Investigating creating reproducible images with mkosi
Posted on zo 18 augustus 2024 in systemd
I've blogged before about creating vagrant images using mkosi as part of an investigation to move image creation to mkosi but also as I will be giving a talk at All Systems Go about Arch Linux images mkosi and reproducibility.
With reproducible images in this article I mean that anyone would be able to re-recreate the official Arch cloud image bit-by-bit identical on their own machine as per reproducible builds definition.
Arch Linux packages are already 90% reproducible currently, for our image artificats we haven't investigated making them reproducible as of yet.

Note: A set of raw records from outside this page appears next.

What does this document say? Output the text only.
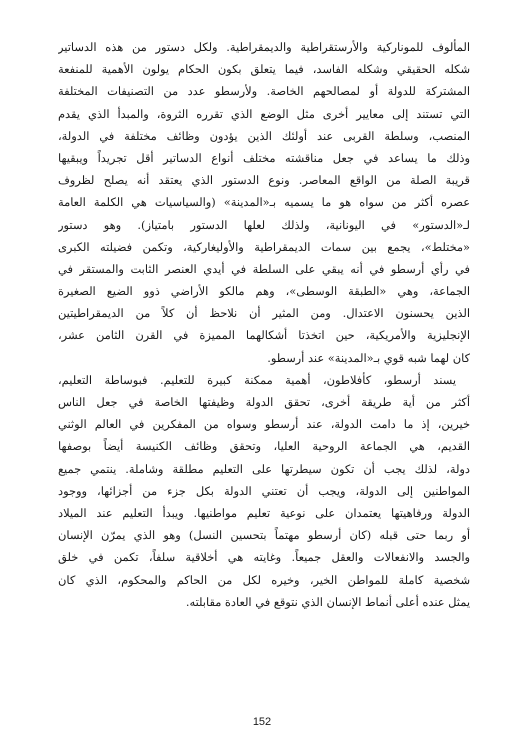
المألوف للموناركية والأرستقراطية والديمقراطية. ولكل دستور من هذه الدساتير
شكله الحقيقي وشكله الفاسد، فيما يتعلق بكون الحكام يولون الأهمية للمنفعة
المشتركة للدولة أو لمصالحهم الخاصة. ولأرسطو عدد من التصنيفات المختلفة
التي تستند إلى معايير أخرى مثل الوضع الذي تقرره الثروة، والمبدأ الذي يقدم
المنصب، وسلطة القربى عند أولئك الذين يؤدون وظائف مختلفة في الدولة،
وذلك ما يساعد في جعل مناقشته مختلف أنواع الدساتير أقل تجريداً ويبقيها
قريبة الصلة من الواقع المعاصر. ونوع الدستور الذي يعتقد أنه يصلح لظروف
عصره أكثر من سواه هو ما يسميه بـ«المدينة» (والسياسيات هي الكلمة العامة
لـ«الدستور» في اليونانية، ولذلك لعلها الدستور بامتياز). وهو دستور
«مختلط»، يجمع بين سمات الديمقراطية والأوليغاركية، وتكمن فضيلته الكبرى
في رأي أرسطو في أنه يبقي على السلطة في أيدي العنصر الثابت والمستقر في
الجماعة، وهي «الطبقة الوسطى»، وهم مالكو الأراضي ذوو الضيع الصغيرة
الذين يحسنون الاعتدال. ومن المثير أن نلاحظ أن كلاً من الديمقراطيتين
الإنجليزية والأمريكية، حين اتخذتا أشكالهما المميزة في القرن الثامن عشر،
كان لهما شبه قوي بـ«المدينة» عند أرسطو.
يسند أرسطو، كأفلاطون، أهمية ممكنة كبيرة للتعليم. فبوساطة التعليم،
أكثر من أية طريقة أخرى، تحقق الدولة وظيفتها الخاصة في جعل الناس
خيرين، إذ ما دامت الدولة، عند أرسطو وسواه من المفكرين في العالم الوثني
القديم، هي الجماعة الروحية العليا، وتحقق وظائف الكنيسة أيضاً بوصفها
دولة، لذلك يجب أن تكون سيطرتها على التعليم مطلقة وشاملة. ينتمي جميع
المواطنين إلى الدولة، ويجب أن تعتني الدولة بكل جزء من أجزائها، ووجود
الدولة ورفاهيتها يعتمدان على نوعية تعليم مواطنيها. ويبدأ التعليم عند الميلاد
أو ربما حتى قبله (كان أرسطو مهتماً بتحسين النسل) وهو الذي يمرّن الإنسان
والجسد والانفعالات والعقل جميعاً. وغايته هي أخلاقية سلفاً، تكمن في خلق
شخصية كاملة للمواطن الخير، وخيره لكل من الحاكم والمحكوم، الذي كان
يمثل عنده أعلى أنماط الإنسان الذي نتوقع في العادة مقابلته.
152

Edgelesssys and Foxboron already investigated and did some work on creating reproducible mkosi images. Mkosi also already supports some essential parts to make an image reproducible:
- SourceDateEpoch configuration / cli setting - clamps all files to the given timestamp
- Mirror configuration / cli setting - A way to pin the repository to a fixed version (Arch Linux provides archived fixed in time repositories)

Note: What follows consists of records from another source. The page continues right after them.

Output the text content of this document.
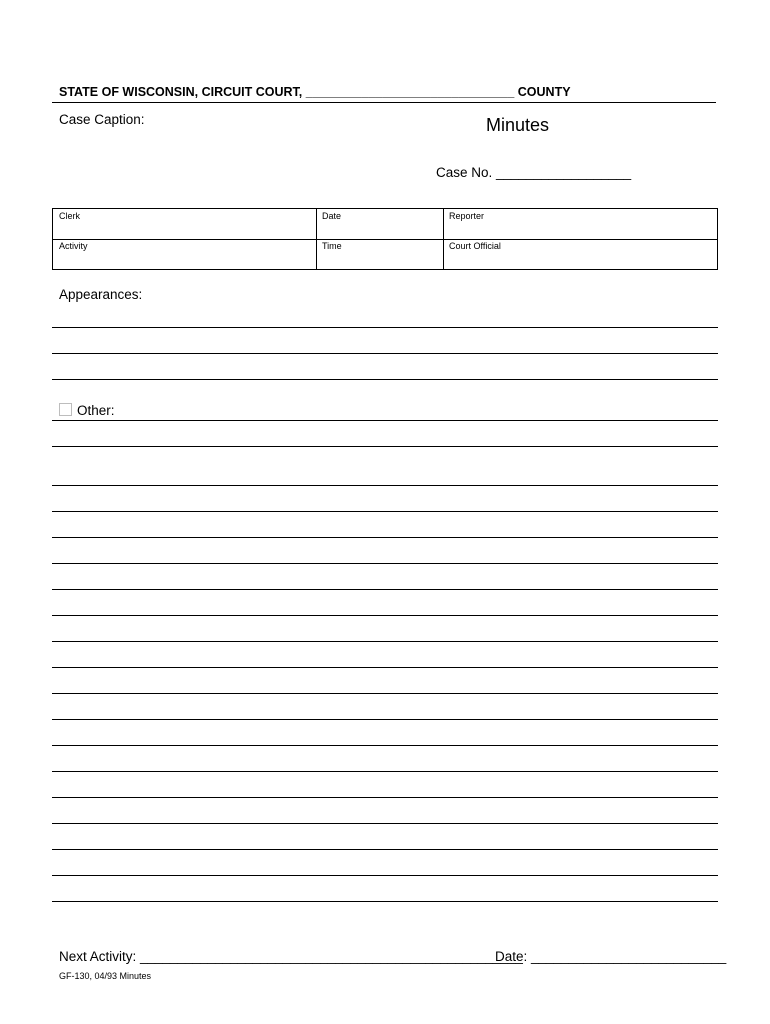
STATE OF WISCONSIN, CIRCUIT COURT, ______________________________ COUNTY
Case Caption:	Minutes
Case No. __________________
Clerk	Date	Reporter
Activity	Time	Court Official
Appearances:
Other:
Next Activity: ___________________________________________________
Date: __________________________
GF-130, 04/93 Minutes
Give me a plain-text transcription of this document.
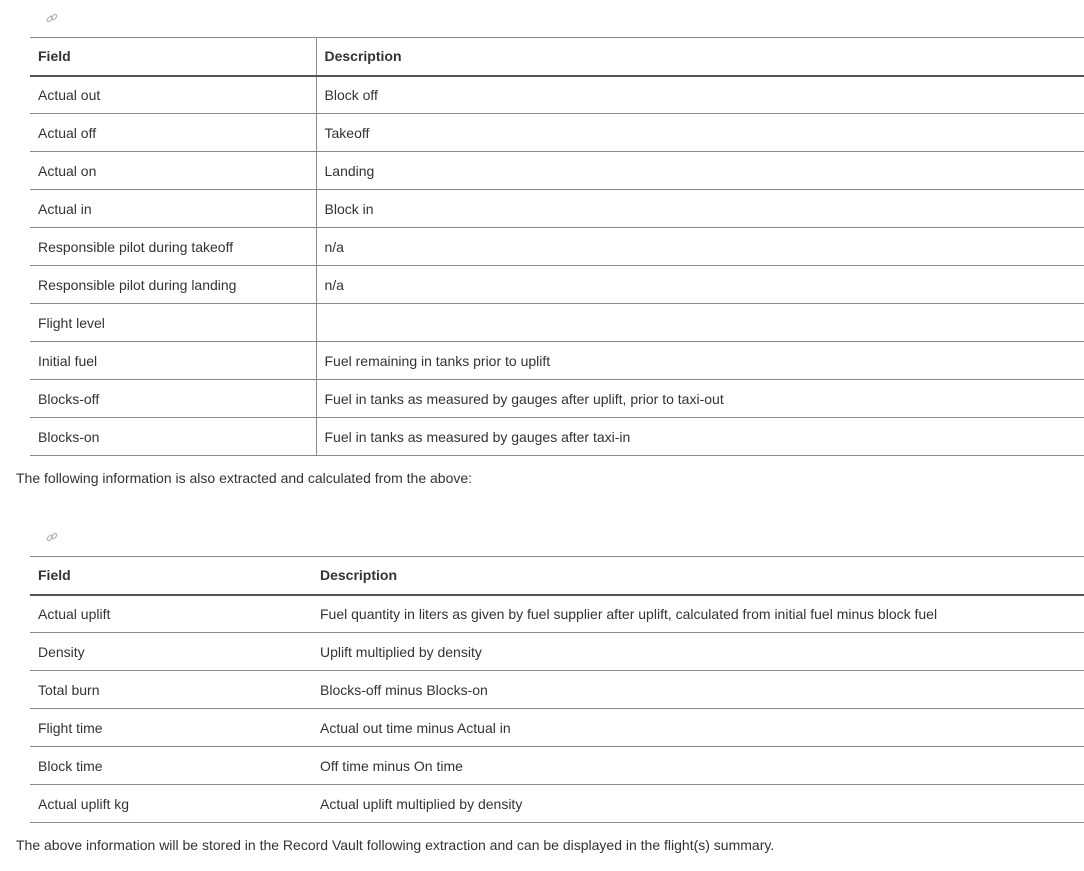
Field	Description
Actual out	Block off
Actual off	Takeoff
Actual on	Landing
Actual in	Block in
Responsible pilot during takeoff	n/a
Responsible pilot during landing	n/a
Flight level	
Initial fuel	Fuel remaining in tanks prior to uplift
Blocks-off	Fuel in tanks as measured by gauges after uplift, prior to taxi-out
Blocks-on	Fuel in tanks as measured by gauges after taxi-in

The following information is also extracted and calculated from the above:

Field	Description
Actual uplift	Fuel quantity in liters as given by fuel supplier after uplift, calculated from initial fuel minus block fuel
Density	Uplift multiplied by density
Total burn	Blocks-off minus Blocks-on
Flight time	Actual out time minus Actual in
Block time	Off time minus On time
Actual uplift kg	Actual uplift multiplied by density

The above information will be stored in the Record Vault following extraction and can be displayed in the flight(s) summary.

- Seed configuration / cli setting - Overrides the seed that systemd-repart uses when building an image (Allows creating reproducible UUID's)

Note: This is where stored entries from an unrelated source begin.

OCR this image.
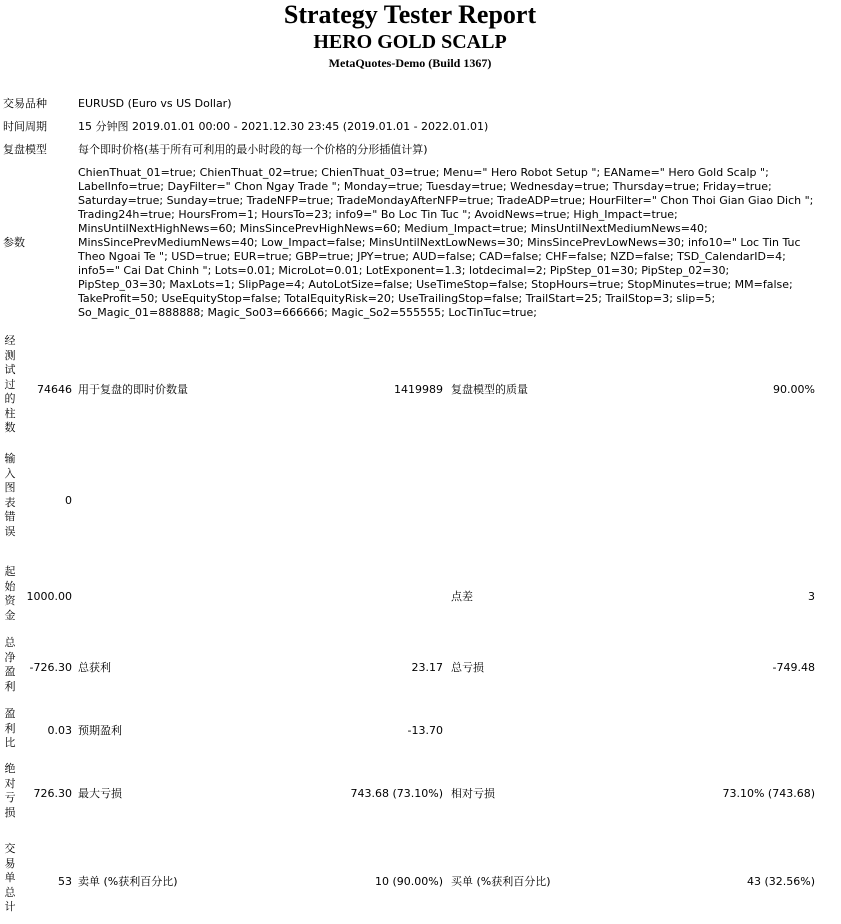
Strategy Tester Report
HERO GOLD SCALP
MetaQuotes-Demo (Build 1367)
交易品种	EURUSD (Euro vs US Dollar)
时间周期	15 分钟图 2019.01.01 00:00 - 2021.12.30 23:45 (2019.01.01 - 2022.01.01)
复盘模型	每个即时价格(基于所有可利用的最小时段的每一个价格的分形插值计算)
参数
ChienThuat_01=true; ChienThuat_02=true; ChienThuat_03=true; Menu=" Hero Robot Setup "; EAName=" Hero Gold Scalp "; LabelInfo=true; DayFilter=" Chon Ngay Trade "; Monday=true; Tuesday=true; Wednesday=true; Thursday=true; Friday=true; Saturday=true; Sunday=true; TradeNFP=true; TradeMondayAfterNFP=true; TradeADP=true; HourFilter=" Chon Thoi Gian Giao Dich "; Trading24h=true; HoursFrom=1; HoursTo=23; info9=" Bo Loc Tin Tuc "; AvoidNews=true; High_Impact=true; MinsUntilNextHighNews=60; MinsSincePrevHighNews=60; Medium_Impact=true; MinsUntilNextMediumNews=40; MinsSincePrevMediumNews=40; Low_Impact=false; MinsUntilNextLowNews=30; MinsSincePrevLowNews=30; info10=" Loc Tin Tuc Theo Ngoai Te "; USD=true; EUR=true; GBP=true; JPY=true; AUD=false; CAD=false; CHF=false; NZD=false; TSD_CalendarID=4; info5=" Cai Dat Chinh "; Lots=0.01; MicroLot=0.01; LotExponent=1.3; lotdecimal=2; PipStep_01=30; PipStep_02=30; PipStep_03=30; MaxLots=1; SlipPage=4; AutoLotSize=false; UseTimeStop=false; StopHours=true; StopMinutes=true; MM=false; TakeProfit=50; UseEquityStop=false; TotalEquityRisk=20; UseTrailingStop=false; TrailStart=25; TrailStop=3; slip=5; So_Magic_01=888888; Magic_So03=666666; Magic_So2=555555; LocTinTuc=true;
经测试过的柱数
74646 用于复盘的即时价数量	1419989 复盘模型的质量	90.00%
输入图表错误
0
起始资金
1000.00	点差	3
总净盈利
-726.30 总获利	23.17 总亏损	-749.48
盈利比
0.03 预期盈利	-13.70
绝对亏损
726.30 最大亏损	743.68 (73.10%) 相对亏损	73.10% (743.68)
交易单总计
53 卖单 (%获利百分比)	10 (90.00%) 买单 (%获利百分比)	43 (32.56%)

So with that knowledge, let's build two minimal images:
mkosi --distribution arch --package systemd -o bar \
--mirror https://archive.archlinux.org/repos/2024/06/30/ \
--source-date-epoch 1662046009 \
--seed 0e9a6fe0-68f6-408c-bbeb-136054d20445
mkosi --distribution arch --package systemd -o foo \
--mirror https://archive.archlinux.org/repos/2024/06/30/ \
--source-date-epoch 1662046009 \
--seed 0e9a6fe0-68f6-408c-bbeb-136054d20445
This creates an ext4 image with just systemd
, but its not reproducible which we can find out by hashing the created images:
e3e9c0b1b4a91d39da96e4378eb423c9 mkosi.output/foo.raw
6b257b2db8bdf29bf67aa75f534b86b6 mkosi.output/bar.raw
Running diffoscope (a diff on steroids) on this takes a long time and OOM'd the process, let's simplify our approach by first outputting the contents to a directory instead of an image, so we end up running:
mkosi --distribution arch --package systemd -o foo \
--mirror https://archive.archlinux.org/repos/2024/06/30/ \
--source-date-epoch 1662046009 \
--seed 0e9a6fe0-68f6-408c-bbeb-136054d20445 \
--format directory
After re-running this we can now run diffoscope
on the created directories mkosi.output/{foo,bar}
:
sudo diffoscope --html-dir output mkosi.output/foo mkosi.output/bar
The files in the directory are owned by root so sudo
is required to read and diff them.
When diffoscope is done we can view the results in a browser using xdg-open output/index.html
. Two things show up as unreproducible:
var/lib/pacman/local/acl-2.3.2-1/desc
20 %INSTALLDATE% 20 %INSTALLDATE%
21 1723974712 21 1723974743
This is the pacman
local database, where Arch Linux's package manager saves the installed packages state. Simply looking at the C code it is easy to spot the reproducibility issue:
lib/libalpm/add.c
/* make an install date (in UTC) */
newpkg->installdate = time(NULL);
A new timestamp is created, when the package is installed. Making pacman
respect SOURCE_DATE_EPOCH
when installing was rather easily done in this merge request.
The other issue is var/cache/ldconfig/aux-cache
, a binary file which differs. This comes from glibc
and is a cache used by the run-time linker. We can simply leave this out of our build image.
So with a custom patched pacman
and hacking up mkosi
to remove var/cache/ldconfig/aux-cache
we can continue our journey but now with a more realistic scenario.
mkosi --distribution arch -o foo \
--package systemd \
--package grub \
--package base \
--package openssh \
--package sudo \
--package reflector \
--package btrfs-progs \
--package udev \
--mirror https://archive.archlinux.org/repos/2024/06/30/ \
--source-date-epoch 1662046009 \
--seed 0e9a6fe0-68f6-408c-bbeb-136054d20445 \
--format directory
This creates a directory with the packages which will also be on the cloud
image, running diffoscope
now takes a bit longer as the directory is 1G and
diffoscope
analyses with a single process.
The only leftover difference is efi/loader/random-seed
, which is a random
seed file from systemd-boot
. The file is documented on
freedesktop.org
and on systemd.io.
There does not seem to be an option as of now to support creating a
deterministic seed, mkosi supports hooking into the build process at any point
of time so this file could be overwritten after bootctl install
to be the
same for all images.
One leftover aspect of creating a reproducible image is the filesystem, raw image and partition table. I hope to tackle this in a future post.